The one detailed study of ‘ghost cities’ we’ve read was published in May by CLSA, the Hong Kong-based brokerage, based on a study of 609 residential projects in 12 cities, covering over 800,000 apartments. CLSA’s conclusion was that although it takes time for new projects to fill up, three years after completion the average vacancy rate was 15%, similar to the 14% vacancy rate for US housing units.
Today the market is soft, but it is far from the collapse that many are writing about. Full-year sales volume is likely to be down significantly YoY, compared to a rise of 18% last year. Median new home prices are softening, but are still up YoY and are up strongly over the last eight years.

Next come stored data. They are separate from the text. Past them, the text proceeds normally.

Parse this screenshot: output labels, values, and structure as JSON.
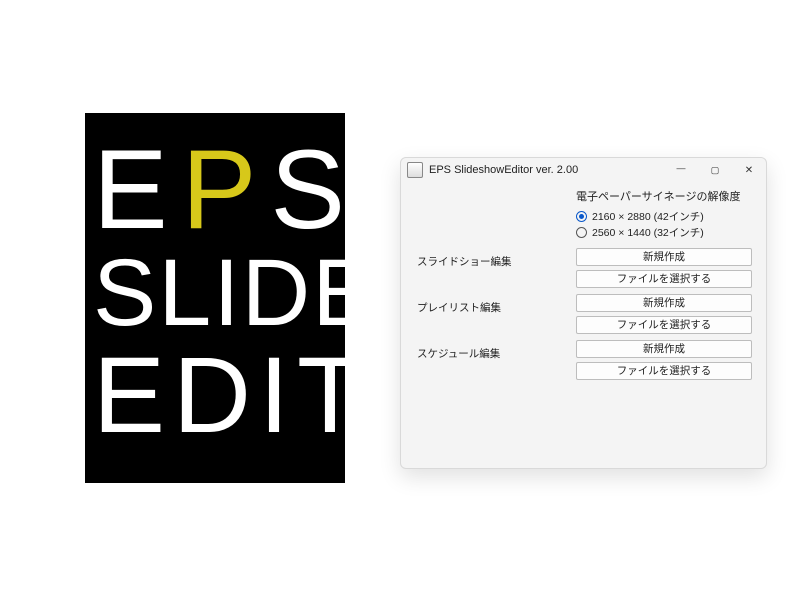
{
  "logo": {
    "line1_a": "E",
    "line1_b": "P",
    "line1_c": "S",
    "line2": "SLIDE",
    "line3": "EDIT"
  },
  "window": {
    "title": "EPS SlideshowEditor  ver. 2.00"
  },
  "resolution": {
    "heading": "電子ペーパーサイネージの解像度",
    "option1": "2160 × 2880 (42インチ)",
    "option2": "2560 × 1440 (32インチ)",
    "selected": "option1"
  },
  "sections": {
    "slideshow": {
      "label": "スライドショー編集",
      "new": "新規作成",
      "open": "ファイルを選択する"
    },
    "playlist": {
      "label": "プレイリスト編集",
      "new": "新規作成",
      "open": "ファイルを選択する"
    },
    "schedule": {
      "label": "スケジュール編集",
      "new": "新規作成",
      "open": "ファイルを選択する"
    }
  }
}
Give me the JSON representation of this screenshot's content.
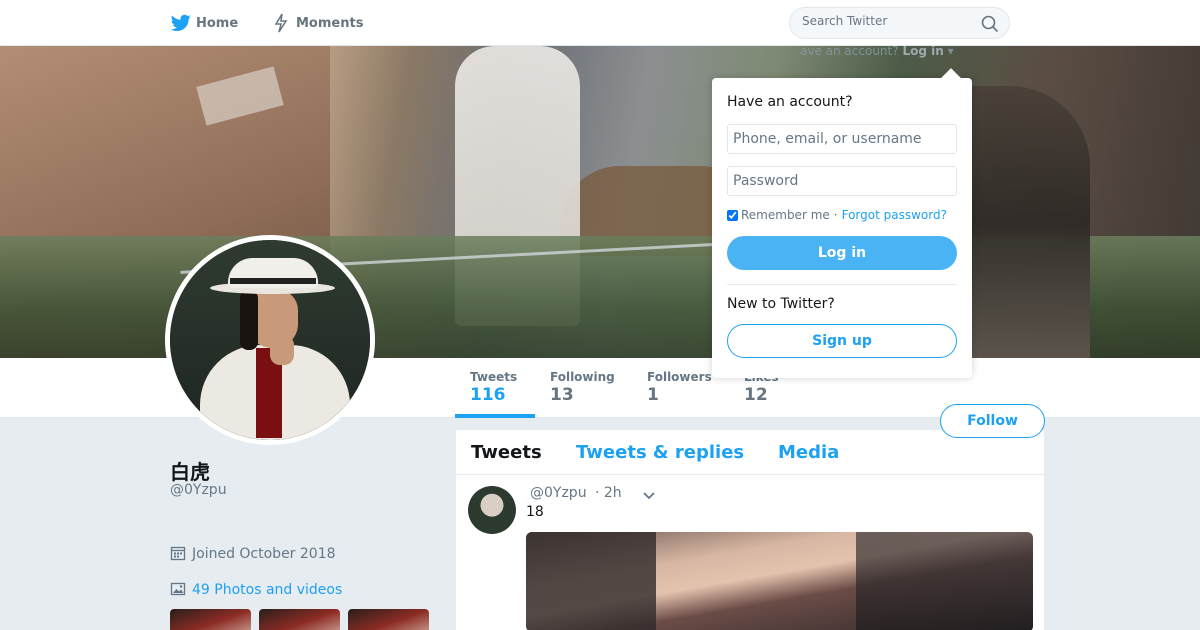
{
  "nav": {
    "home_label": "Home",
    "moments_label": "Moments",
    "search_placeholder": "Search Twitter",
    "home_icon": "twitter-bird-icon",
    "moments_icon": "lightning-icon",
    "search_icon": "magnifier-icon"
  },
  "top_login": {
    "prompt": "ave an account?",
    "link": "Log in"
  },
  "profile": {
    "name": "白虎",
    "handle": "@0Yzpu",
    "joined": "Joined October 2018",
    "photos_label": "49 Photos and videos",
    "follow_label": "Follow"
  },
  "stats": [
    {
      "label": "Tweets",
      "value": "116"
    },
    {
      "label": "Following",
      "value": "13"
    },
    {
      "label": "Followers",
      "value": "1"
    },
    {
      "label": "Likes",
      "value": "12"
    }
  ],
  "timeline": {
    "tabs": [
      "Tweets",
      "Tweets & replies",
      "Media"
    ],
    "tweet": {
      "handle": "@0Yzpu",
      "time": "· 2h",
      "text": "18"
    }
  },
  "login_popup": {
    "title": "Have an account?",
    "username_placeholder": "Phone, email, or username",
    "password_placeholder": "Password",
    "remember": "Remember me",
    "separator": "·",
    "forgot": "Forgot password?",
    "login_button": "Log in",
    "new_prompt": "New to Twitter?",
    "signup_button": "Sign up"
  },
  "colors": {
    "accent": "#1da1f2",
    "login_button": "#4ab3f4",
    "page_bg": "#e6ecf0"
  }
}
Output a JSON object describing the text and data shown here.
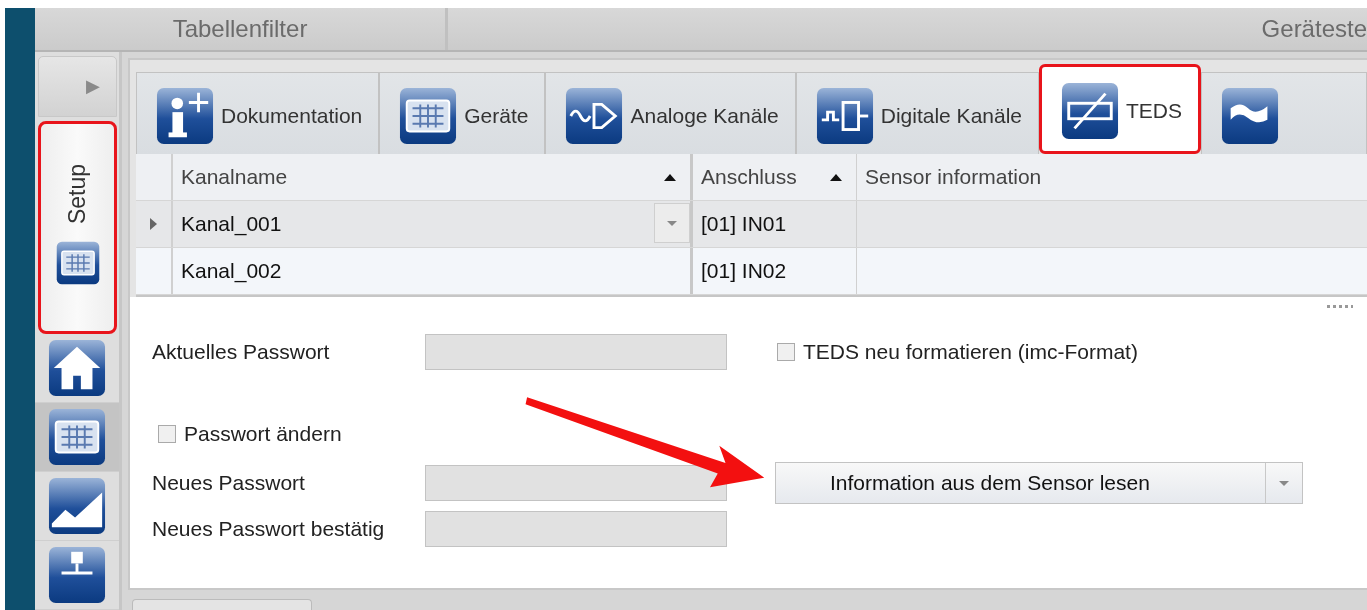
{
  "header": {
    "sections": [
      "Tabellenfilter",
      "Geräteste"
    ]
  },
  "sidebar": {
    "collapse_glyph": "▶",
    "items": [
      {
        "kind": "vertical-tab",
        "label": "Setup",
        "selected": true,
        "highlighted": true
      },
      {
        "kind": "icon",
        "selected": false
      },
      {
        "kind": "icon",
        "selected": true
      },
      {
        "kind": "icon",
        "selected": false
      },
      {
        "kind": "icon",
        "selected": false
      }
    ]
  },
  "tabs": [
    {
      "label": "Dokumentation",
      "selected": false,
      "highlighted": false
    },
    {
      "label": "Geräte",
      "selected": false,
      "highlighted": false
    },
    {
      "label": "Analoge Kanäle",
      "selected": false,
      "highlighted": false
    },
    {
      "label": "Digitale Kanäle",
      "selected": false,
      "highlighted": false
    },
    {
      "label": "TEDS",
      "selected": true,
      "highlighted": true
    },
    {
      "selected": false,
      "highlighted": false
    }
  ],
  "table": {
    "columns": [
      {
        "label": "Kanalname",
        "sorted": true
      },
      {
        "label": "Anschluss",
        "sorted": true
      },
      {
        "label": "Sensor information",
        "sorted": false
      }
    ],
    "rows": [
      {
        "selected": true,
        "cells": [
          "Kanal_001",
          "[01] IN01",
          ""
        ]
      },
      {
        "selected": false,
        "cells": [
          "Kanal_002",
          "[01] IN02",
          ""
        ]
      }
    ]
  },
  "form": {
    "current_password": {
      "label": "Aktuelles Passwort",
      "disabled": true
    },
    "reformat": {
      "label": "TEDS neu formatieren (imc-Format)",
      "checked": false
    },
    "change_password": {
      "label": "Passwort ändern",
      "checked": false
    },
    "new_password": {
      "label": "Neues Passwort",
      "disabled": true
    },
    "confirm_password": {
      "label": "Neues Passwort bestätig",
      "disabled": true
    },
    "action": {
      "label": "Information aus dem Sensor lesen"
    }
  }
}
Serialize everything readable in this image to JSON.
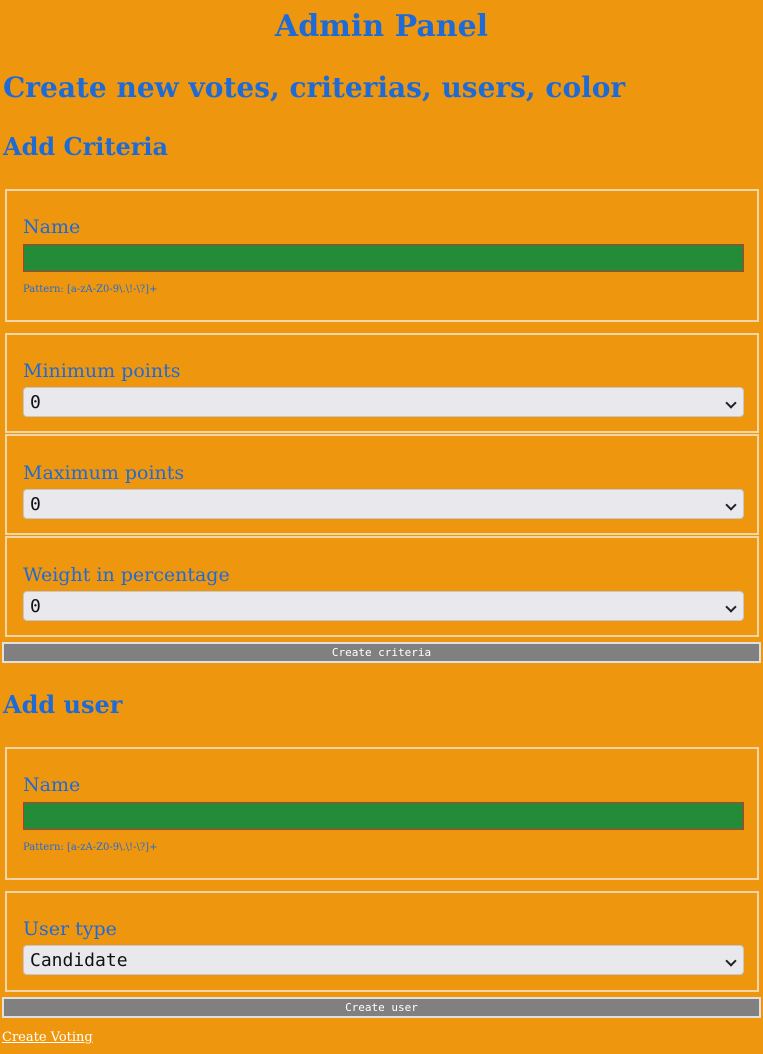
{
  "page": {
    "title": "Admin Panel",
    "subtitle": "Create new votes, criterias, users, color"
  },
  "criteria": {
    "heading": "Add Criteria",
    "name_label": "Name",
    "name_value": "",
    "pattern_hint": "Pattern: [a-zA-Z0-9\\.\\!-\\?]+",
    "min_label": "Minimum points",
    "min_value": "0",
    "max_label": "Maximum points",
    "max_value": "0",
    "weight_label": "Weight in percentage",
    "weight_value": "0",
    "submit_label": "Create criteria"
  },
  "user": {
    "heading": "Add user",
    "name_label": "Name",
    "name_value": "",
    "pattern_hint": "Pattern: [a-zA-Z0-9\\.\\!-\\?]+",
    "type_label": "User type",
    "type_value": "Candidate",
    "submit_label": "Create user"
  },
  "footer": {
    "link_label": "Create Voting"
  },
  "colors": {
    "background": "#ef960f",
    "text": "#1e6bd6",
    "input": "#248b38",
    "button": "#808080"
  },
  "icons": {
    "select_arrow": "chevron-down-icon"
  }
}
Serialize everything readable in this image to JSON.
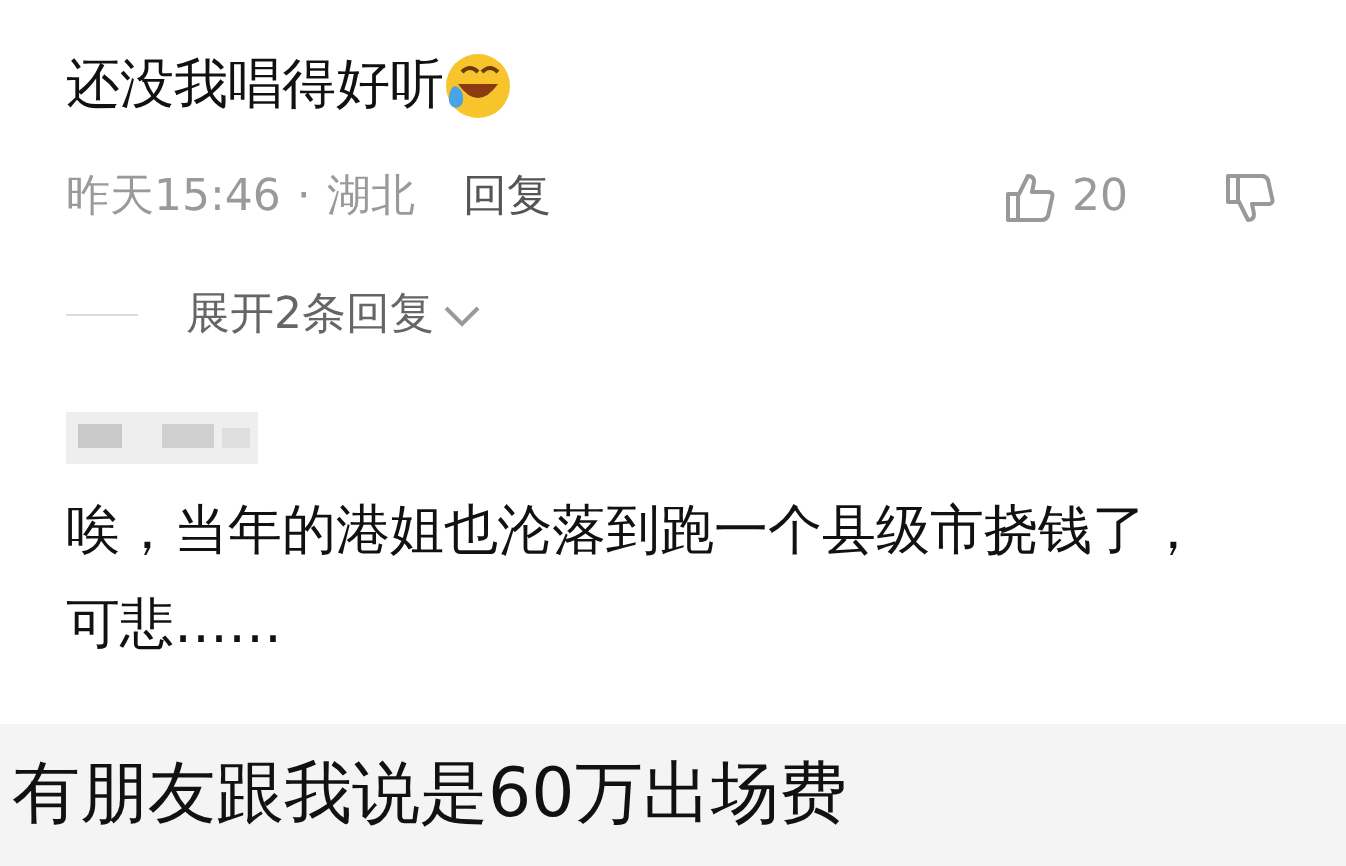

It is inevitable that China’s economy will, on average, grow a bit more slowly every year for the foreseeable future. This applies to the residential property market as well. This is a natural consequence of a maturing market, changing demographic trends and the base effect.
But, slower growth, or even declining YoY changes, does not signal impending doom.
Fundamental demand for housing remains healthy. There are about 13m marriages every year, and new couples account for about one-third of new home sales. There are about 13m births a year and the urban population increases by about 21m annually. Income continues to rise at a healthy pace, and household savings increased by 346% over the last 10 years to more than US$8tn, greater than the combined GDPs of Russia, Brazil and India.
The boom days of China’s property market, however, are over. The peak in new home sales is approaching, and it is highly unlikely that prices will continue to rise at an average pace of 9%. But even if sales volume declines by 9% this year, that still means sales of about 10m new urban apartments.
It is sensible to look closely at sales volumes and average selling prices and competitive pressures, but scary stories about bursting bubbles and ghost cities should be told around campfires, not investment committee meetings.